O governo federal, liderado pelo presidente Luiz Inácio Lula da Silva, anunciou o envio de um Projeto de Lei (PL) ao Congresso Nacional ainda nesta semana. O objetivo é reduzir a jornada semanal de trabalho no Brasil. A proposta garante a manutenção integral dos salários dos trabalhadores, focando no fim da controversa escala 6×1.
A visão do governo para a jornada de trabalho
Segundo Lula, a modernização tecnológica impulsionou significativamente a produtividade, mas os ganhos não foram igualmente distribuídos. Ele defende que a melhoria das condições de trabalho, como a escala 6×1, deve ser uma consequência direta desses avanços. O presidente argumenta que a tecnologia já cobre os custos de uma transição para menos horas de trabalho.
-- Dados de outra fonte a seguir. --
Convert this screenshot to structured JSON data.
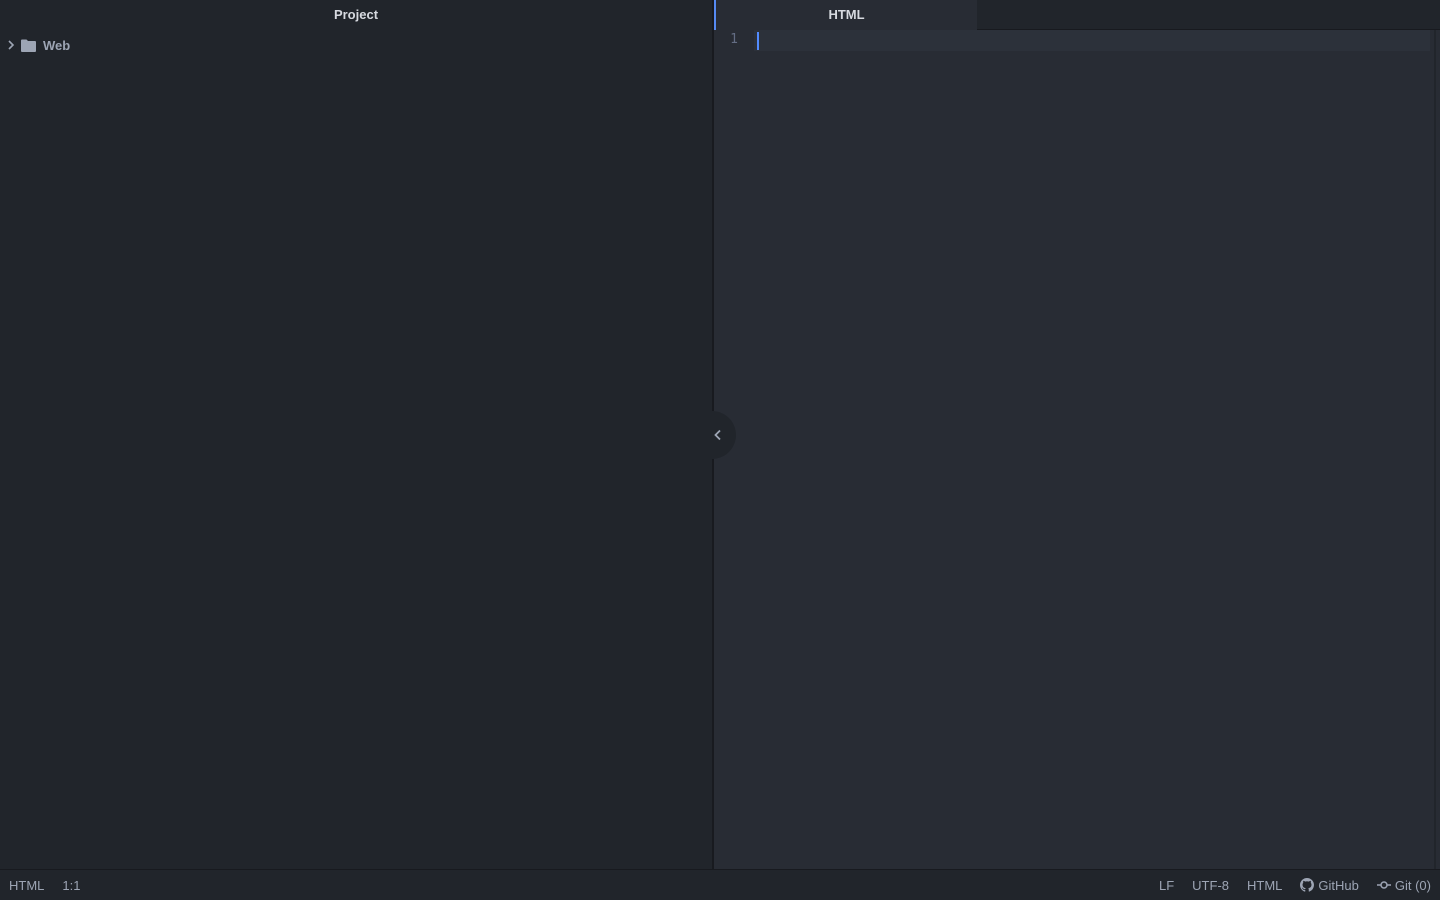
{
  "tree_view": {
    "header": "Project",
    "items": [
      {
        "label": "Web",
        "icon": "folder-icon",
        "expanded": false
      }
    ]
  },
  "editor": {
    "tabs": [
      {
        "label": "HTML",
        "active": true
      }
    ],
    "line_numbers": [
      "1"
    ],
    "content": ""
  },
  "status_bar": {
    "grammar": "HTML",
    "cursor_position": "1:1",
    "line_ending": "LF",
    "encoding": "UTF-8",
    "grammar_right": "HTML",
    "github_label": "GitHub",
    "git_label": "Git (0)"
  },
  "colors": {
    "background": "#21252b",
    "editor_background": "#282c34",
    "accent": "#568af2",
    "text": "#9da5b4",
    "text_highlight": "#d7dae0"
  }
}
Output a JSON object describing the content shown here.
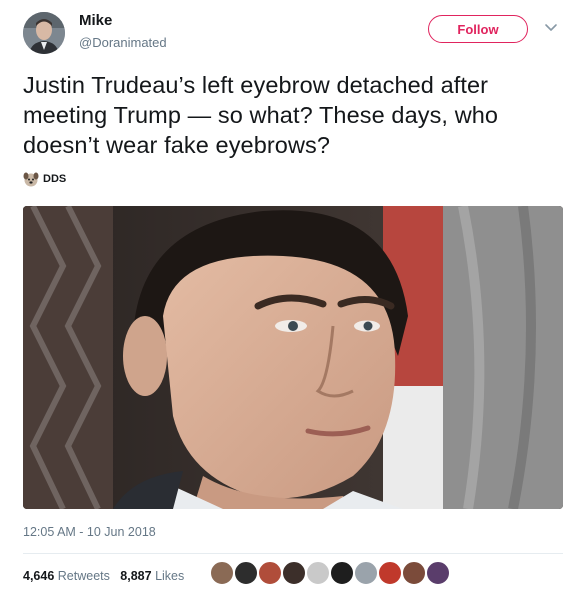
{
  "author": {
    "name": "Mike",
    "handle": "@Doranimated",
    "follow_label": "Follow"
  },
  "tweet": {
    "text": "Justin Trudeau’s left eyebrow detached after meeting Trump — so what? These days, who doesn’t wear fake eyebrows?",
    "watermark": "DDS",
    "timestamp": "12:05 AM - 10 Jun 2018"
  },
  "stats": {
    "retweets_count": "4,646",
    "retweets_label": "Retweets",
    "likes_count": "8,887",
    "likes_label": "Likes"
  },
  "likers": [
    "#8a6a55",
    "#2d2d2d",
    "#b04d3a",
    "#3c2f2a",
    "#c9c9c9",
    "#1e1e1e",
    "#9aa3ab",
    "#c0392b",
    "#7b4b3a",
    "#5a3d6b"
  ],
  "colors": {
    "accent": "#e0245e",
    "text": "#14171a",
    "secondary": "#657786"
  }
}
Além dos aspectos econômicos, a mudança é vista como uma questão de reeducação social e de saúde mental. O objetivo é proporcionar mais tempo para lazer, educação e para que os trabalhadores possam dividir responsabilidades domésticas e familiares. Lula ressaltou a importância de mais descanso para a população.
Apesar da defesa pela redução, o presidente afirmou que o PL terá brechas para adaptações setoriais através de negociações coletivas. Isso permitirá que sindicatos e empresas ajustem as regras, caso alguma categoria específica seja prejudicada. O governo busca flexibilidade para evitar impactos negativos em setores específicos.
Debates e alternativas já em análise no Congresso
O presidente da Câmara dos Deputados, Hugo Motta, havia sugerido que o debate sobre a jornada de trabalho ocorreria via Propostas de Emenda à Constituição (PECs). Atualmente, a Comissão de Constituição e Justiça (CCJ) da Casa já analisa propostas sobre o tema.
Proposta da deputada Érika Hilton (PSOL-SP)
Uma das PECs em análise, apresentada pela deputada Érika Hilton (PSOL-SP), estabelece a escala 4×3, com quatro dias de trabalho e três de descanso. Ela limita a duração do trabalho a oito horas diárias e 36 horas semanais. A nova jornada proposta por Hilton entraria em vigor 360 dias após a publicação da lei.
Proposta do deputado Reginaldo Lopes (PT-MG)
A segunda PEC, do deputado Reginaldo Lopes (PT-MG), também reduz a jornada para oito horas diárias e 36 horas semanais. Assim como a proposta anterior, faculta a compensação de horários e a redução da jornada via acordos coletivos. No entanto, esta PEC prevê que a nova jornada entre em vigor 10 anos após a data de sua publicação.
A Constituição Federal hoje estabelece a carga de trabalho de até oito horas diárias e até 44 horas semanais. A expectativa é que a CCJ analise a admissibilidade dessas matérias na próxima semana.